If Tipp can limit Limerick's points tally from around the midfield area, they will be in with a real shot in this game. It will probably require Dan McCormack playing deep again and will result in a lot of pressure being put on the forward division in terms of workload. Limerick will have captain Declan Hannon sitting back and orchestrating things, so the onus will be on the Tipp forwards to unsettle him and the other suppliers of ammunition in a bid to decommission the sharp shooters.

Hard work will be needed to win this Munster Final for Tipperary - grafters and warriors will be as vital to this team on Sunday as the sublime sticksmen.
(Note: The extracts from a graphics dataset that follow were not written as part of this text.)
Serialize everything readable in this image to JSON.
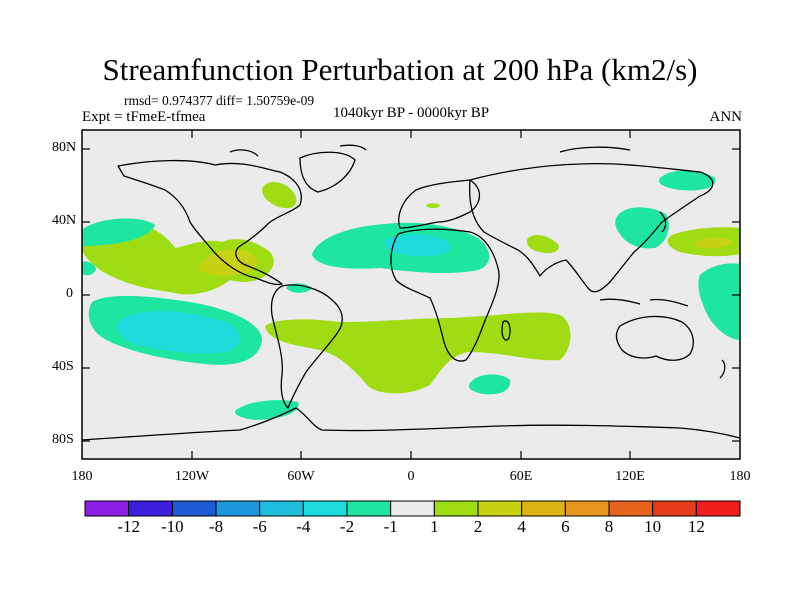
{
  "title": "Streamfunction Perturbation at 200 hPa (km2/s)",
  "stats_line": "rmsd= 0.974377 diff= 1.50759e-09",
  "experiment": "Expt = tFmeE-tfmea",
  "period": "1040kyr BP - 0000kyr BP",
  "season": "ANN",
  "axes": {
    "lat_labels": [
      "80N",
      "40N",
      "0",
      "40S",
      "80S"
    ],
    "lon_labels": [
      "180",
      "120W",
      "60W",
      "0",
      "60E",
      "120E",
      "180"
    ]
  },
  "colorbar": {
    "colors": [
      "#8c1ee6",
      "#3c1edc",
      "#1e5ad2",
      "#1e96dc",
      "#1ebedc",
      "#1edcdc",
      "#1ee6a0",
      "#ebebeb",
      "#a0dc14",
      "#c8d214",
      "#dcb414",
      "#e6961e",
      "#e6641e",
      "#e63c1e",
      "#f01e1e"
    ],
    "labels": [
      "-12",
      "-10",
      "-8",
      "-6",
      "-4",
      "-2",
      "-1",
      "1",
      "2",
      "4",
      "6",
      "8",
      "10",
      "12"
    ]
  },
  "field_colors": {
    "background": "#ebebeb",
    "neg_1_2": "#1ee6a0",
    "neg_2_4": "#1edcdc",
    "pos_1_2": "#a0dc14",
    "pos_2_4": "#c8d214",
    "pos_4_6": "#dcb414"
  }
}
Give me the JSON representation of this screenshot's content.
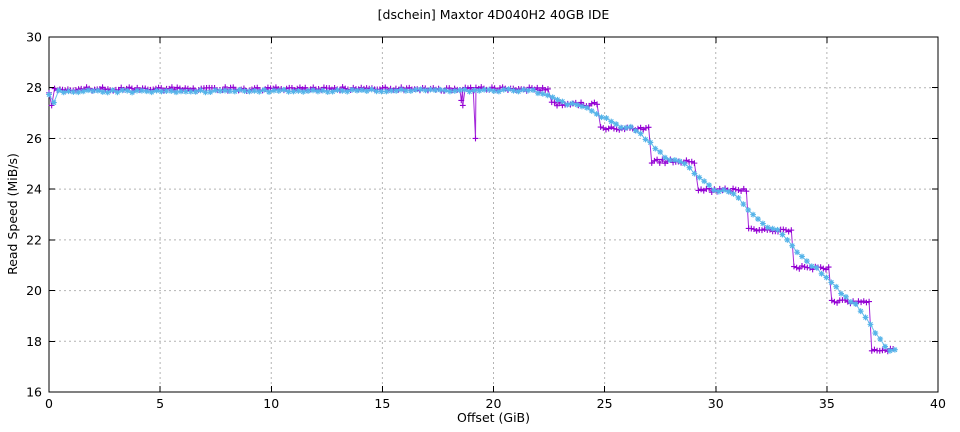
{
  "page": {
    "background": "#ffffff",
    "border_color": "#000000",
    "grid_color": "#b4b4b4"
  },
  "chart_data": {
    "type": "line",
    "title": "[dschein] Maxtor 4D040H2 40GB IDE",
    "xlabel": "Offset (GiB)",
    "ylabel": "Read Speed (MiB/s)",
    "xlim": [
      0,
      40
    ],
    "ylim": [
      16,
      30
    ],
    "xticks": [
      0,
      5,
      10,
      15,
      20,
      25,
      30,
      35,
      40
    ],
    "yticks": [
      16,
      18,
      20,
      22,
      24,
      26,
      28,
      30
    ],
    "grid": "dotted",
    "legend": "none",
    "series": [
      {
        "name": "magenta-plus-pass",
        "marker": "plus",
        "color": "#9400d3",
        "style": "step-plateaus",
        "noise": 0.08,
        "sample_interval": 0.12,
        "lead_in": [
          [
            0,
            27.8
          ],
          [
            0.12,
            27.3
          ]
        ],
        "plateaus": [
          [
            0.25,
            22.55,
            27.95
          ],
          [
            22.62,
            24.75,
            27.35
          ],
          [
            24.82,
            27.05,
            26.4
          ],
          [
            27.12,
            29.15,
            25.1
          ],
          [
            29.22,
            31.38,
            23.95
          ],
          [
            31.48,
            33.42,
            22.4
          ],
          [
            33.52,
            35.12,
            20.9
          ],
          [
            35.22,
            36.92,
            19.55
          ],
          [
            37.02,
            38.05,
            17.65
          ]
        ],
        "anomalies": [
          [
            18.55,
            27.5
          ],
          [
            18.62,
            27.3
          ],
          [
            19.19,
            26.0
          ]
        ]
      },
      {
        "name": "cyan-asterisk-pass",
        "marker": "asterisk",
        "color": "#56b4e9",
        "style": "polyline",
        "noise": 0.05,
        "sample_interval": 0.22,
        "control_points": [
          [
            0,
            27.75
          ],
          [
            0.1,
            27.1
          ],
          [
            0.4,
            27.85
          ],
          [
            21.8,
            27.9
          ],
          [
            23.4,
            27.35
          ],
          [
            24.0,
            27.3
          ],
          [
            25.7,
            26.45
          ],
          [
            26.3,
            26.4
          ],
          [
            27.9,
            25.15
          ],
          [
            28.5,
            25.05
          ],
          [
            30.0,
            23.95
          ],
          [
            30.7,
            23.9
          ],
          [
            32.3,
            22.45
          ],
          [
            32.8,
            22.35
          ],
          [
            34.3,
            20.95
          ],
          [
            34.5,
            20.9
          ],
          [
            36.0,
            19.6
          ],
          [
            36.3,
            19.5
          ],
          [
            37.7,
            17.68
          ],
          [
            38.2,
            17.65
          ]
        ]
      }
    ]
  }
}
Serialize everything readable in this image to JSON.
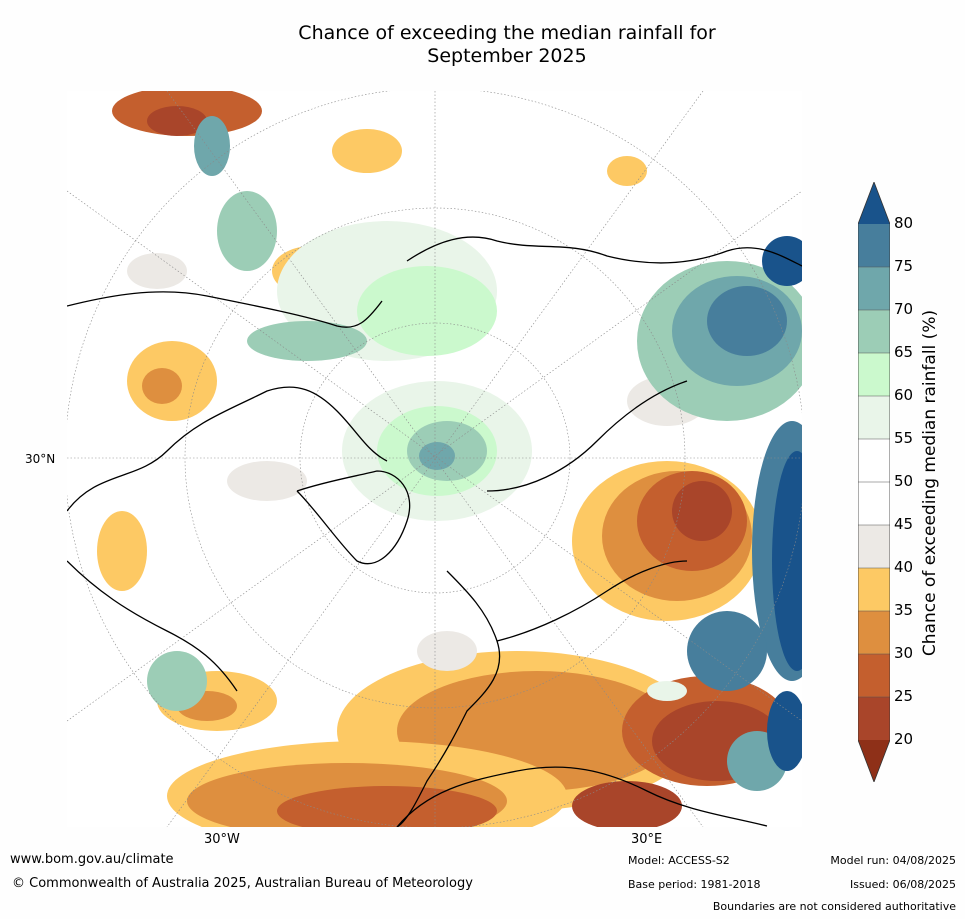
{
  "title": {
    "line1": "Chance of exceeding the median rainfall for",
    "line2": "September 2025"
  },
  "map": {
    "lat_label": "30°N",
    "lon_labels": [
      "30°W",
      "30°E"
    ]
  },
  "colorbar": {
    "label": "Chance of exceeding median rainfall (%)",
    "ticks": [
      "20",
      "25",
      "30",
      "35",
      "40",
      "45",
      "50",
      "55",
      "60",
      "65",
      "70",
      "75",
      "80"
    ],
    "colors": {
      "below_20": "#8e3018",
      "20_25": "#a9452a",
      "25_30": "#c45f2e",
      "30_35": "#de8f3f",
      "35_40": "#fdc964",
      "40_45": "#ece9e5",
      "45_50": "#ffffff",
      "50_55": "#ffffff",
      "55_60": "#e9f5e9",
      "60_65": "#cbf9cd",
      "65_70": "#9ccdb6",
      "70_75": "#6fa7ab",
      "75_80": "#477e9c",
      "above_80": "#19538b"
    }
  },
  "footer": {
    "website": "www.bom.gov.au/climate",
    "copyright": "© Commonwealth of Australia 2025, Australian Bureau of Meteorology",
    "model": "Model: ACCESS-S2",
    "base_period": "Base period: 1981-2018",
    "model_run": "Model run: 04/08/2025",
    "issued": "Issued: 06/08/2025",
    "disclaimer": "Boundaries are not considered authoritative"
  }
}
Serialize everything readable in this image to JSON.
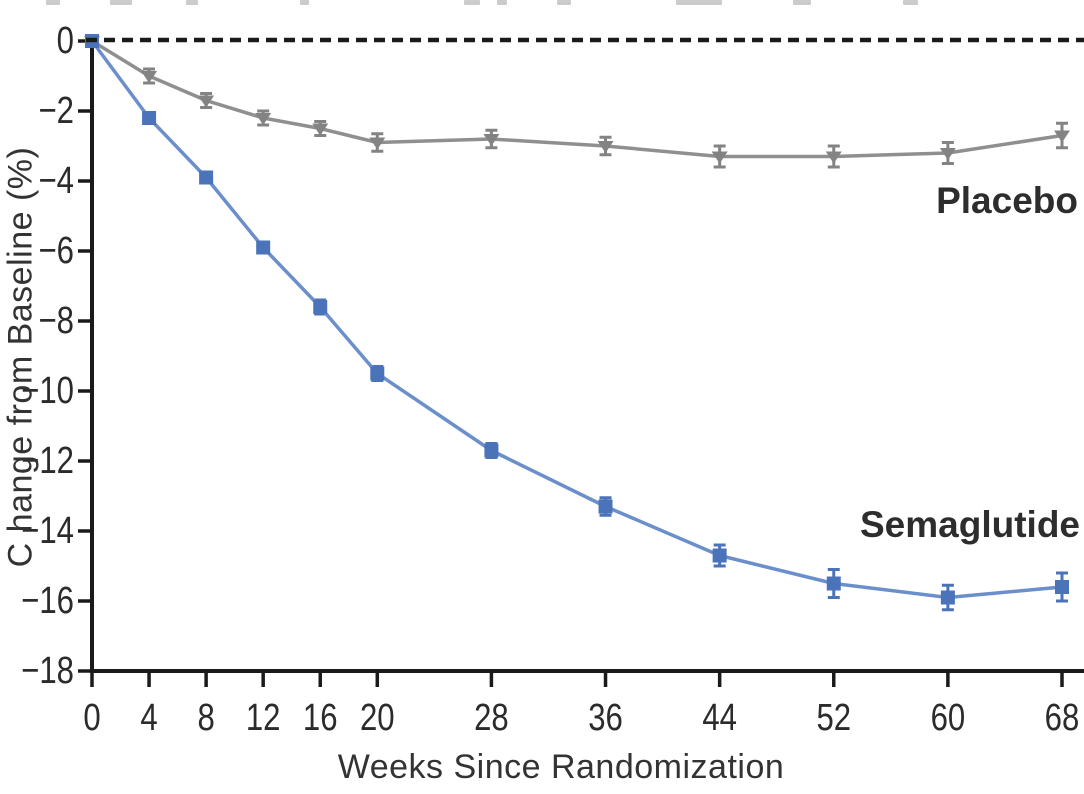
{
  "chart_data": {
    "type": "line",
    "title": "",
    "xlabel": "Weeks Since Randomization",
    "ylabel": "C hange from Baseline (%)",
    "x": [
      0,
      4,
      8,
      12,
      16,
      20,
      28,
      36,
      44,
      52,
      60,
      68
    ],
    "x_tick_labels": [
      "0",
      "4",
      "8",
      "12",
      "16",
      "20",
      "28",
      "36",
      "44",
      "52",
      "60",
      "68"
    ],
    "y_ticks": [
      0,
      -2,
      -4,
      -6,
      -8,
      -10,
      -12,
      -14,
      -16,
      -18
    ],
    "y_tick_labels": [
      "0",
      "−2",
      "−4",
      "−6",
      "−8",
      "−10",
      "−12",
      "−14",
      "−16",
      "−18"
    ],
    "xlim": [
      0,
      68
    ],
    "ylim": [
      -18,
      0
    ],
    "grid": false,
    "legend_position": "inline-right-of-lines",
    "baseline": {
      "value": 0,
      "style": "dashed",
      "color": "#1a1a1a"
    },
    "axis_color": "#1a1a1a",
    "tick_label_color": "#2b2b2b",
    "series": [
      {
        "name": "Placebo",
        "marker": "triangle-down",
        "line_color": "#8f8f8f",
        "marker_color": "#838383",
        "values": [
          0,
          -1.0,
          -1.7,
          -2.2,
          -2.5,
          -2.9,
          -2.8,
          -3.0,
          -3.3,
          -3.3,
          -3.2,
          -2.7
        ],
        "errors": [
          0,
          0.2,
          0.2,
          0.2,
          0.2,
          0.25,
          0.25,
          0.25,
          0.3,
          0.3,
          0.3,
          0.35
        ]
      },
      {
        "name": "Semaglutide",
        "marker": "square",
        "line_color": "#6b8fca",
        "marker_color": "#4a73b9",
        "values": [
          0,
          -2.2,
          -3.9,
          -5.9,
          -7.6,
          -9.5,
          -11.7,
          -13.3,
          -14.7,
          -15.5,
          -15.9,
          -15.6
        ],
        "errors": [
          0,
          0.15,
          0.15,
          0.15,
          0.2,
          0.2,
          0.2,
          0.25,
          0.3,
          0.4,
          0.35,
          0.4
        ]
      }
    ]
  }
}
So, while Seamus Callanan and John O'Dwyer, and Jason Forde will be wanted for flag raising, the likes of Dan McCormack, Niall O'Meara perhaps, Willie Connors, Alan Flynn and Michael Breen will be required for getting around the pitch, getting in the tackles & getting in the way.

If Tipp are to win on Sunday, more will be needed from Noel McGrath, Jake Morris and John McGrath. Noel's hurling brain will be needed in that crowded segment; Jake will have to up his workrate and offer resistance; while John McGrath needs to find his best form which has eluded him so far this season.

It promises to be an intriguing clash which requires all Tipp men having stomach for the battlefield.